Outro ponto que se deve levar em consideração é que, hoje em dia, como é comum ter famílias com filhos de pais diferentes, pode haver um casal que, durante o evento da morte, tenha filhos de casamentos anteriores. Neste caso, o que pode acontecer é: dependendo da ordem do falecimento (se morre primeiro o marido ou a esposa), o patrimônio pode ser distribuído de forma desigual. “Para as pessoas que se enquadram neste exemplo, é importante avaliar antecipadamente. O testamento é super útil, apesar de ser um exercício um tanto quanto profundo”, aconselha Bueno.
Em caso de dívidas
A regra básica no registro brasileiro é que ninguém herda dívida. O máximo que pode acontecer é esta última deixada pelo falecido consumir todo o patrimônio dele e não sobrar nada para os herdeiros. Segundo Bueno, “a herança deixada pela pessoa que morreu é sempre o patrimônio líquido, ou seja, o total de direitos e ativos menos as dívidas e obrigações”. Além disso, os credores não têm direito de cobrar um valor superior ao da herança, apenas o equivalente às parcelas recebidas pelos herdeiros.
Investimentos
No que diz respeito aos investimentos em ativos financeiros deixados pelo falecido, durante o processo de inventário, a instituição financeira deve travar as aplicações e só liberar para quem for legalmente habilitado. Para isso, é necessário ter um documento que diga que o inventário foi processado ou a partilha foi concluída, em cartório ou em juízo, além de quanto cabe a cada um dos herdeiros.
Enquanto o processo não for finalizado, bens que estejam locados, ou aplicações que tenham juros e rendimentos, vão ficar bloqueados. Além disso, para fins de rentabilidade, o investimento segue como se a pessoa estivesse viva. “O banco continua depositando os dividendos, só que se o herdeiro quiser resgatar ou aplicar em outro produto, fica travado. Quanto mais tempo demorar o processo de inventário, mais exposto ele estará com relação às aplicações. E, nesse meio tempo, pode ser que o patrimônio seja afetado pela volatilidade do mercado”, explica Bueno.
Como evitar ser pego de surpresa?
Esse é um assunto delicado, mas é sempre bom planejar.
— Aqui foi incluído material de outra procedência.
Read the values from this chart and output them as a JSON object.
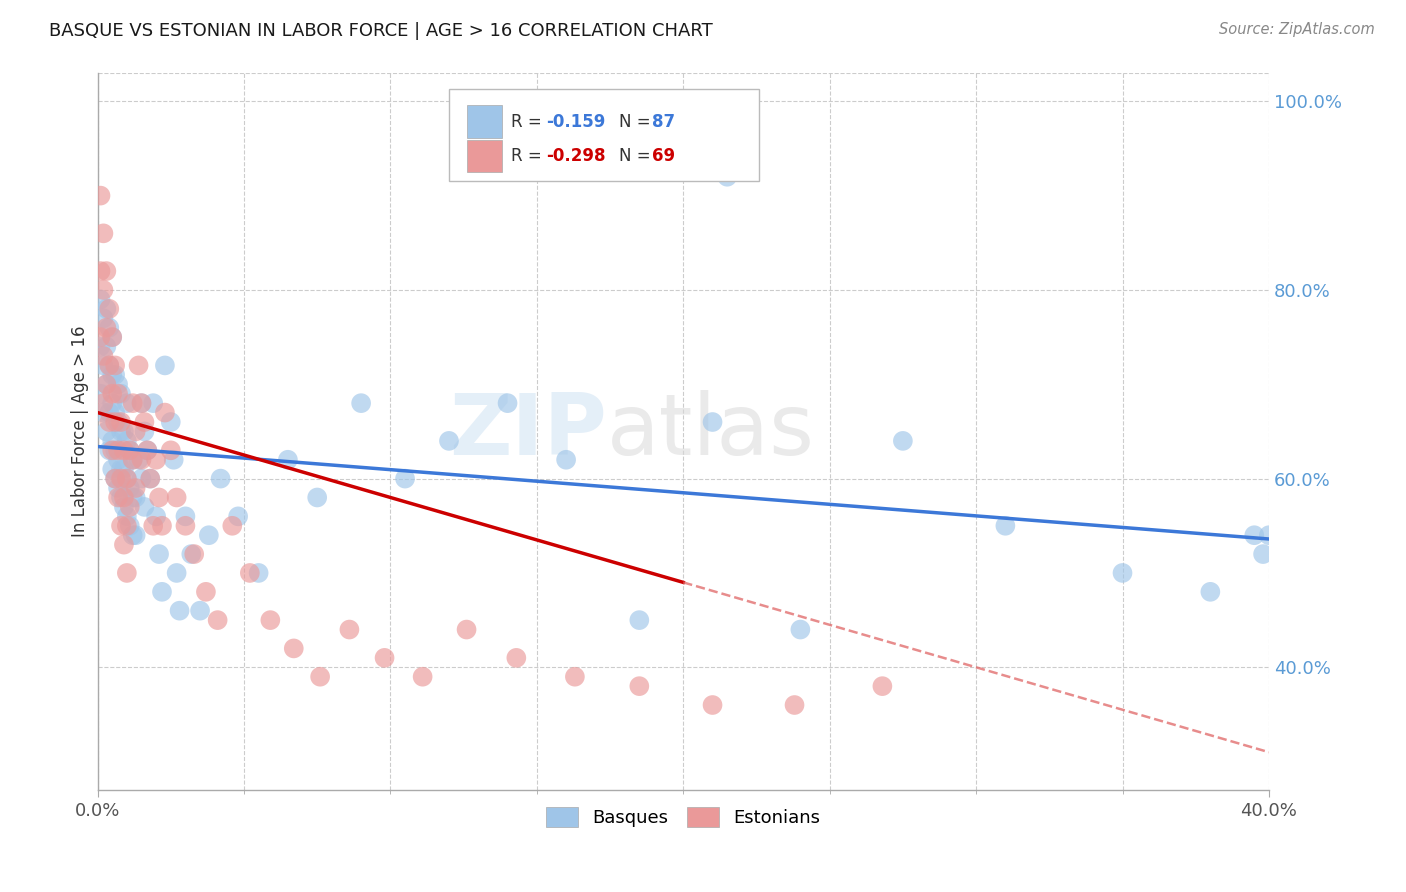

Renata conta que é possível doar em vida e reservar o usufruto dos bens. “Por exemplo, o apartamento que a pessoa mora e quer deixar para os dois filhos. Ela doa os 50% para cada um e, ao mesmo tempo, reserva os direitos de usufruto para continuar morando ali. Ou, se precisar alugar, é ela quem fica com o valor do aluguel, mesmo que a propriedade já tenha sido doada para os herdeiros”.
A outra medida é fazer o testamento. Assim, a divisão dos bens e dos direitos já é estipulada com antecedência, o que facilita em algum grau, dependendo do tamanho do patrimônio da pessoa.